Que ações estão sendo tomadas para o combate à febre amarela?

O Ministério da Saúde tem especialistas experientes e excelentes no seu Grupo de Arboviroses e eles estão em atuação com as equipes locais nos municípios nos quais os casos estão ocorrendo. A vacina é eficaz e a Fiocruz tem disponibilizado as doses solicitadas pelo Ministério da Saúde para distribuição aos estados, além de apoio médico. É importante que a população destas áreas se vacine e também os viajantes. A informação de qualidade é ferramenta relevante para a vigilância, controle e prevenção de doenças. Por isso, é importante guardar a caderneta de vacinação e informar ao serviço de saúde local a observação de macacos mortos ou com comportamento estranho ou doentes. Os casos já ocorridos no Brasil mostram que o surto em macacos antecede os casos humanos. A morte de macacos é, portanto, a evidência precoce de que há a circulação do vírus na região e o risco que o vírus, transmitido por mosquitos, possa infectar as pessoas que entram na mata ou vivem ou trabalham nas suas áreas vizinhas. No surto que ocorreu no Rio Grande do Sul, em 2009, algumas pessoas mataram os macacos, com a ideia de que eles estavam transmitindo a doença. No entanto, a febre amarela é somente transmitida por mosquitos e o encontro e a informação de que macacos estão morrendo numa determinada área é o melhor indício, mas que precisa ser confirmado por exames laboratoriais, de que a febre amarela pode estar circulando na região. Por isso, há no Brasil a vigilância de febre amarela em primatas não humanos. 

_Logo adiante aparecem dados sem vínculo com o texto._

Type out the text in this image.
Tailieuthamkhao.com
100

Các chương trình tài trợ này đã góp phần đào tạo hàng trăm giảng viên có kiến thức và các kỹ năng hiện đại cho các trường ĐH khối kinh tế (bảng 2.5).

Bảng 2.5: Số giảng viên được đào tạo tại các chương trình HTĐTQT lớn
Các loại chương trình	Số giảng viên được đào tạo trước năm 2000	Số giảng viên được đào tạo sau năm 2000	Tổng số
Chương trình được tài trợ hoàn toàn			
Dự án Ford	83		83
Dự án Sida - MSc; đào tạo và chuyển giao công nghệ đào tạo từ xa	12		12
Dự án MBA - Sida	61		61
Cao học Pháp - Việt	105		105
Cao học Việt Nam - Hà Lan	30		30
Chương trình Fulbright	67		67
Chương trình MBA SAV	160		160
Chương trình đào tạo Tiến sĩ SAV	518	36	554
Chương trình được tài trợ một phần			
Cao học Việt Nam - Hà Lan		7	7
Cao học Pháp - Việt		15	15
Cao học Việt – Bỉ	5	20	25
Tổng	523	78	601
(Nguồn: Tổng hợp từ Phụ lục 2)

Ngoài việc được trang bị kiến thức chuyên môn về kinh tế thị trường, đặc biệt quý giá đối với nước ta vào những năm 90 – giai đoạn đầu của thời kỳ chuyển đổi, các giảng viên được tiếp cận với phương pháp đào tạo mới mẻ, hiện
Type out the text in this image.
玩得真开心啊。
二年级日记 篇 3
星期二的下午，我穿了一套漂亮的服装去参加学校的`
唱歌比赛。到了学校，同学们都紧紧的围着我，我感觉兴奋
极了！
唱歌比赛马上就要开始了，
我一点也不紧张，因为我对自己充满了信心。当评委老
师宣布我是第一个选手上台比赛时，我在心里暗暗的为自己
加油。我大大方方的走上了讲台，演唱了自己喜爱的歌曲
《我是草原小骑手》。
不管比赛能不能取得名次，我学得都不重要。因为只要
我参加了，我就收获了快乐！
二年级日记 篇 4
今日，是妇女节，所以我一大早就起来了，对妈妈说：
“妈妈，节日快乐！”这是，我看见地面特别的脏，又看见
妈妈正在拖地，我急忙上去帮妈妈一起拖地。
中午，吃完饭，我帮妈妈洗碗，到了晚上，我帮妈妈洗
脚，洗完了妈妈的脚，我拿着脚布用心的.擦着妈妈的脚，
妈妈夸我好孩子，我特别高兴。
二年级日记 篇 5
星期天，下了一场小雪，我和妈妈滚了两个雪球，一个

De que maneira a população pode ajudar as autoridades de Saúde?

O Brasil tem controlado os surtos de febre amarela desde Oswaldo Cruz, então o país vem mostrando que tem capacidade para isso. Não falta experiência e os fluxos existem. Fundamental, no entanto, é ressaltar a importância de haver recursos suficientes para que os estados e municípios possam garantir a infraestrutura e agilidade para o monitoramento e atendimento da população. A população pode ajudar, buscando a vacinação nas áreas indicadas e a ajuda às pessoas doentes antes que os casos se agravem e, principalmente, precisa informar quando os macacos estiverem morrendo. A Fiocruz desenvolveu, justamente com essa preocupação, o Sistema de Informação em Saúde Silvestre (SISS-Geo) que recebe informação de animais sadios, doentes e mortos de qualquer pessoa em qualquer lugar do Brasil. Basta baixar o aplicativo Android, de graça, no celular ou na web. A foto do animal, georreferenciada, mesmo sem sinal de internet ou telefonia, além de informações do animal e do local são enviadas assim que qualquer rede de dados estiver ao alcance e estas informações são disponibilizadas em tempo real no site. Os registros de animais mortos ou doentes geram alertas automatizados para a equipe da Plataforma. Com essas informações, notificamos os serviços de saúde também em tempo real, para que sejam tomadas as providências necessárias. O SISS-Geo é mais uma ferramenta, além das oficiais dos serviços de saúde, que a população pode usar para se informar sobre a possibilidade de novas doenças nos animais que podem acometer as pessoas.